What’s the key to making sure the US “prevails” in Afghanistan? Making sure that American taxpayers remain sufficiently ignorant and indifferent about what’s happening over there.
The news that US soldiers apparently gouged bullets out of the bodies of pregnant women will likely be yet another story that does little to interrupt the torpor of America’s war consciousness.
The Times reports:
US special forces soldiers dug bullets out of their victims’ bodies in the bloody aftermath of a botched night raid, then washed the wounds with alcohol before lying to their superiors about what happened, Afghan investigators have told The Times.
Two pregnant women, a teenage girl, a police officer and his brother were shot on February 12 when US and Afghan special forces stormed their home in Khataba village, outside Gardez in eastern Afghanistan. The precise composition of the force has never been made public.
The claims were made as Nato admitted responsibility for all the deaths for the first time last night. It had initially claimed that the women had been dead for several hours when the assault force discovered their bodies.
In an excellent analysis of US media coverage of the February killings, Glenn Greenwald notes:
What is clear — yet again — is how completely misinformed and propagandized Americans continue to be by the American media, which constantly “reports” on crucial events in Afghanistan by doing nothing more than mindlessly and unquestioningly passing along U.S. government claims as though they are fact.
Jerome Starkey — who managed to penetrate the propaganda veil by doing what reporters of a bygone era understood to be their job: independently gathering information as opposed to transcribing official statements — writes at Nieman Watchdog:
The only way I found out NATO had lied — deliberately or otherwise — was because I went to the scene of the raid, in Paktia province, and spent three days interviewing the survivors. In Afghanistan that is quite unusual.

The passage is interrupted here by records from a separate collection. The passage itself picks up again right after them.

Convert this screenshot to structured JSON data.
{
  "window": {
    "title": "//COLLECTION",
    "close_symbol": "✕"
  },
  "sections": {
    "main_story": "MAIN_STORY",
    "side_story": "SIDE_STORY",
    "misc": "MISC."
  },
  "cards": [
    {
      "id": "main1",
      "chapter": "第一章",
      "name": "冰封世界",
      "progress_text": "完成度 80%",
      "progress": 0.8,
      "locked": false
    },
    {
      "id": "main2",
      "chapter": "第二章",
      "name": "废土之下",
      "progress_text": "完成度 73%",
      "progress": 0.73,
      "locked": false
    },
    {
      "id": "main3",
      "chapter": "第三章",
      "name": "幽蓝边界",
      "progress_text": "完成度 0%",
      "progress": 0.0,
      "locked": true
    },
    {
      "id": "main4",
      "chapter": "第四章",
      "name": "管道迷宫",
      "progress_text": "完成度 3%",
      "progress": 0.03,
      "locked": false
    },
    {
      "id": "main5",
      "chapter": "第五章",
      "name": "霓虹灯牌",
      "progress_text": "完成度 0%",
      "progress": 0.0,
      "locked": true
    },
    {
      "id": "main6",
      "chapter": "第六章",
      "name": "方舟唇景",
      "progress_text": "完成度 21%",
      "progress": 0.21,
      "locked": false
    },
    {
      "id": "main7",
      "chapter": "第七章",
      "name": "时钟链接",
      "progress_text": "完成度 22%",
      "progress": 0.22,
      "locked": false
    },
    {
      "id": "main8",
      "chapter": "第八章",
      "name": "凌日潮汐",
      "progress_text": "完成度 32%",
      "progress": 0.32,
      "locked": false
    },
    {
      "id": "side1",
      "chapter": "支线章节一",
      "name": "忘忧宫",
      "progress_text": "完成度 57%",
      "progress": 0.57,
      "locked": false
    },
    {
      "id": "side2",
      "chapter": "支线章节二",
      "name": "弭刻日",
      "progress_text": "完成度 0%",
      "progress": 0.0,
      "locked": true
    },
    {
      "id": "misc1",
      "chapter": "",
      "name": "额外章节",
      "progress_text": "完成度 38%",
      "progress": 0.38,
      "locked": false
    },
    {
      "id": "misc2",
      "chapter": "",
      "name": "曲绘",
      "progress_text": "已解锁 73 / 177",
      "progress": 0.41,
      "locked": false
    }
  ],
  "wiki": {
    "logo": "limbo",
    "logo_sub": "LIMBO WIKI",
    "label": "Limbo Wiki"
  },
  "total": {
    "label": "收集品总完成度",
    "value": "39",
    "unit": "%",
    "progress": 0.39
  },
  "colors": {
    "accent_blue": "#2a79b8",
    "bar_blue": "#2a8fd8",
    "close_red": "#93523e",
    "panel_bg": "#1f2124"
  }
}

NATO is rarely called to account. Their version of events, usually originating from the soldiers involved, is rarely seriously challenged.
This particular raid, in the early hours of Feb 12, piqued my interest. I contacted some of the relatives by phone, established it was probably safe enough to visit, and I finally made it to the scene almost a month after unidentified gunmen stormed the remnants of an all-night family party.
It’s not the first time I’ve found NATO lying, but this is perhaps the most harrowing instance, and every time I go through the same gamut of emotions. I am shocked and appalled that brave men in uniform misrepresent events. Then I feel naïve.
There are a handful of truly fearless reporters in Afghanistan constantly trying to break the military’s monopoly on access to the front. But far too many of our colleagues accept the spin-laden press releases churned out of the Kabul headquarters. Suicide bombers are “cowards,” NATO attacks on civilians are “tragic accidents,” intelligence is foolproof and only militants get arrested.
Some journalists in Kabul are hamstrung by security rules set in Europe or America, which often reflect the least permissive times in Baghdad rather than any realistic threats in Afghanistan. These reporters can’t leave their compounds without convoys of armed guards. They couldn’t dream of driving around rural Paktia, dressed up in local clothes and squashed into the back of an old Toyota Corolla, to interview the survivors of a night raid.
Ultra risk-averse organizations go even further and rely almost entirely on video footage and still images gifted by the entirely partial combat-camera teams or the coalition’s dedicated NATO TV unit, staffed by civilian ex-journalists who churn out good news b-roll. Others lap up this material because it’s cheaper and easier than having their own correspondents in a war zone.
This self-censorship is compounded by the “embed culture,” which encourages journalists to visit the frontlines with NATO soldiers, who provide them food, shelter, security and ultimately with stories.